Every judgement and opinion is self-created that is unique to the individual that created it. Judgment is never valid because it is made up in the fucking mind. So it is unique to every individual. This means that no opinions and judgements are real. If opinions and judgements were real then it would be the same for every person here. It is all made up individually.

I realize that when I react to something I am reacting because of the bullshit that I have created in my own mind. The bullshit that exists in my mind is not the same bullshit that exists in another's mind but there is one thing in common - that is the bullshit.

I forgive myself for accepting and allowing myself to believe the judgments and opinions that I have of other people and myself to be true instead of realizing that judgments and opinions of other people and myself are not real because it is something that is self-created in the mind.

I forgive myself for not accepting and allowing myself to realize that when I judge another person or have an opinion about another person or myself or something that this judgment or opinion is not real and is something that I have created in my mind and that this judgement or opinion about myself, another person, or something is a direct confirmation of the bullshit that I have made up in my own mind.

I forgive myself for accepting and allowing myself to not realize when I react to someone that I am reacting because of the bullshit that I have created in my own mind.

I forgive myself for accepting and allowing myself to believe that my reactions to other people is their fault instead of realizing that it is not their fault but mine through the judgments and opinions I have created in my own mind.

I forgive myself for accepting and allowing myself to react to myself or another person through judgments and opinions without noticing the opinions and judgments inside of me that cause this reaction.

I forgive myself for accepting and allowing my judgments and opinions of myself and other people to direct and influence how I interact with myself and other people instead of living in the physical as breath.

I forgive myself for not accepting and allowing myself to realize the conflict I have started with others and myself because of my self-created opinions and judgments that I believe to be true.

I forgive myself for not allowing myself to realize that I am responsible for the conflicts I have with other people because of the bullshit that I have created in my own mind.

I forgive myself for not accepting and allowing myself to realize, see, and understand that I have been living my whole life based on the made up bullshit in my mind that I believe to be true. 

I commit myself to notice when and as I judge or have opinions about myself or another person.

I commit myself to investigate why I have judgments and opinions about myself and other people.

I commit myself to sort out the made up bullshit I have created until it is done. 

I commit myself to notice all reactions that I have towards myself, other people, or anything else I observe.
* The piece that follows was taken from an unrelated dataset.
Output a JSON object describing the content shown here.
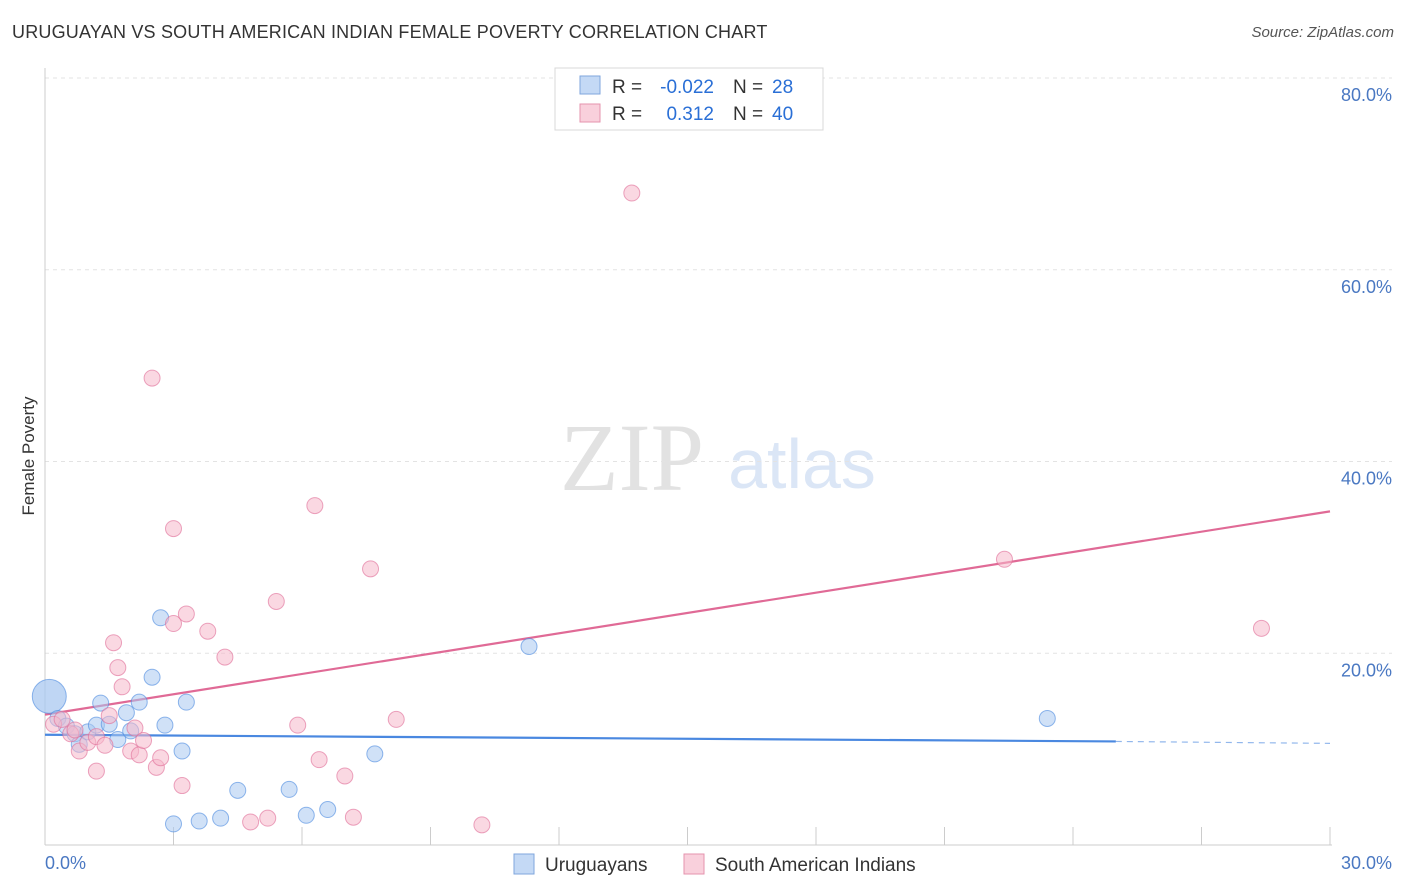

I commit myself  to be here as the breath as I realize the breath supports me in not playing a part in the made up bullshit that I have created in my mind.

When and as I notice myself having opinions or judgments about myself or another person I stop and I breathe. I realize that my own judgments and opinions about myself or other people is not real but something that I have created in the form of characters and that if I react to another person or something I am doing so based on these made up characters that I have created in my own mind. I realize that when I react to another person or myself that this is a direct confirmation of bullshit that I have created in my own mind. I commit myself to physically say aloud "Stop" when and as I notice myself reacting to myself or another person through judgments and opinions which are actually characters and if I am in an area where I can't say "stop" I physically stomp my foot on the ground.